Gone are the days when Dallas was associated merely with a TV show and an assassination. In the last decade, the Texan city has emerged as one of the country's most dynamic art destinations—thanks, in no small part, to former hedge fund manager and philanthropist Howard Rachofsky and his wife, Cindy. Aside from cofounding The Warehouse, an 18,000 square foot gallery showcasing pieces from their private collection of some 1,000 works, the couple is also the driving force behind Two x Two, an annual art auction benefitting the Dallas Art Museum and amfAR. This year’s event, which was held at the Rachofsky’s Richard Meier–designed home, honored the artist Wade Guyton, who, like past honorees including Robert Rauschenberg, Julian Schnabel, Peter Doig, and Ed Ruscha, stayed at Rosewood Mansion on Turtle Creek. Here, Cindy and Howard Rachofsky share a list of some of the art spaces to visit while in town.

Photography Chad Redmon

Photography Chad Redmon

Photography Tim Hursley for the Nasher Sculpture Center

Photography Tim Hursley for the Nasher Sculpture Center

The Power Station

3816 Commerce Street 

The story: The founder, Alden Pinnell, is an avant-garde collector in his 40s with a different perspective on the art experience. He focuses on more conceptual, site-specific installations by younger artists like Walead Beshty and Oscar Tuazon.

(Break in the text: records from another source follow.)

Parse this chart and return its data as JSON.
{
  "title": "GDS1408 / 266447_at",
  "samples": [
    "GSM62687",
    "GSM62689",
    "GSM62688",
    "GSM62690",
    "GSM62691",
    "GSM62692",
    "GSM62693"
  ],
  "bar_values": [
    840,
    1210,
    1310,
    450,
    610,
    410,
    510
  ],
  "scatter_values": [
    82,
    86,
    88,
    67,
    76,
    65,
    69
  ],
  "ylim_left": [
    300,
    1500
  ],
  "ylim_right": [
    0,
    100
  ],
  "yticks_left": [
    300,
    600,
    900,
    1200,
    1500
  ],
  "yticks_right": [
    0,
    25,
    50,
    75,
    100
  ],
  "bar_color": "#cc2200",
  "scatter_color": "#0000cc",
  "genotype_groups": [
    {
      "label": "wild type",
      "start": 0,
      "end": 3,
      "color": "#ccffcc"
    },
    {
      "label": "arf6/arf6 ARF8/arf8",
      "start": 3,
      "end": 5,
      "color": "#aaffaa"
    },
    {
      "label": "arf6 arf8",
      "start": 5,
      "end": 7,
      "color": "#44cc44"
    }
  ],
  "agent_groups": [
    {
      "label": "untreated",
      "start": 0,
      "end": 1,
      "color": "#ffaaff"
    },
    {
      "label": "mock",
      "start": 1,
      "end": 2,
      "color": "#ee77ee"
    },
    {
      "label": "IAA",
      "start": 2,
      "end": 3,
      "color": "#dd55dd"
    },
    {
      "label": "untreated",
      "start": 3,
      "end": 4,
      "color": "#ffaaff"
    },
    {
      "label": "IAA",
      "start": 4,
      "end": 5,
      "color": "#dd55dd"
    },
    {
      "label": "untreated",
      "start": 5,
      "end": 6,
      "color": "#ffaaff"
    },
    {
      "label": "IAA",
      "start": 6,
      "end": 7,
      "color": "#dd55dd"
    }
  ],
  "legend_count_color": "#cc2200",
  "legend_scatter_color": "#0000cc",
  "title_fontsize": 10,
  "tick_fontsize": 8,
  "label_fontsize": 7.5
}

The must-see: Latvian-born, New York–based artist Ella Kruglyanskaya’s new show featuring colorful, cartoon-esque sketches of femininity, on view through December 12, 2014.

The AT&T Stadium 

1 AT&T Way, Arlington

The story: Gene Jones, the wife of Dallas Cowboys owner Jerry Jones, became interested in art and wanted to do something with it at the football stadium. So she convened an advisory committee and commissioned original, large-scale works from contemporary artists like Olafur Eliasson and Lawrence Weiner—none of which are sports-related.

The must-see: So much—from iconic text pieces by Weiner and Doug Aitken to abstract murals by Franz Ackermann and Gary Simmons.

The Goss-Michael Foundation

1405 Turtle Creek Boulevard

The story: The musician George Michael and his partner Kenny Goss are both big collectors, and they opened this space to promote British contemporary art. They’ve had shows by Tracey Emin, Marc Quinn, Tim Noble & Sue Webster.

Recent hit: British artist Adam Ball’s multidisciplinary investigation of human genetics, biomechanics, and the natural world.

Nasher Sculpture Center

2001 Flora Street

The story: This center, which is located next to the Dallas Museum of Art, was founded by Raymond Nasher, who had one the greatest collections of modern sculpture in the world, including masterpieces from Alexander Calder, Alberto Giacometti, and Auguste Rodin. 

The must-see: Nasher’s survey of British designer Thomas Heatherwick’s celebrated work, seen here in chairs, sculptures, prototypes, and large-scale models, on view through January 5, 2015. (Side note: Heatherwick was once deemed the “Leonardo da Vinci of our times” by Sir Terence Conran.)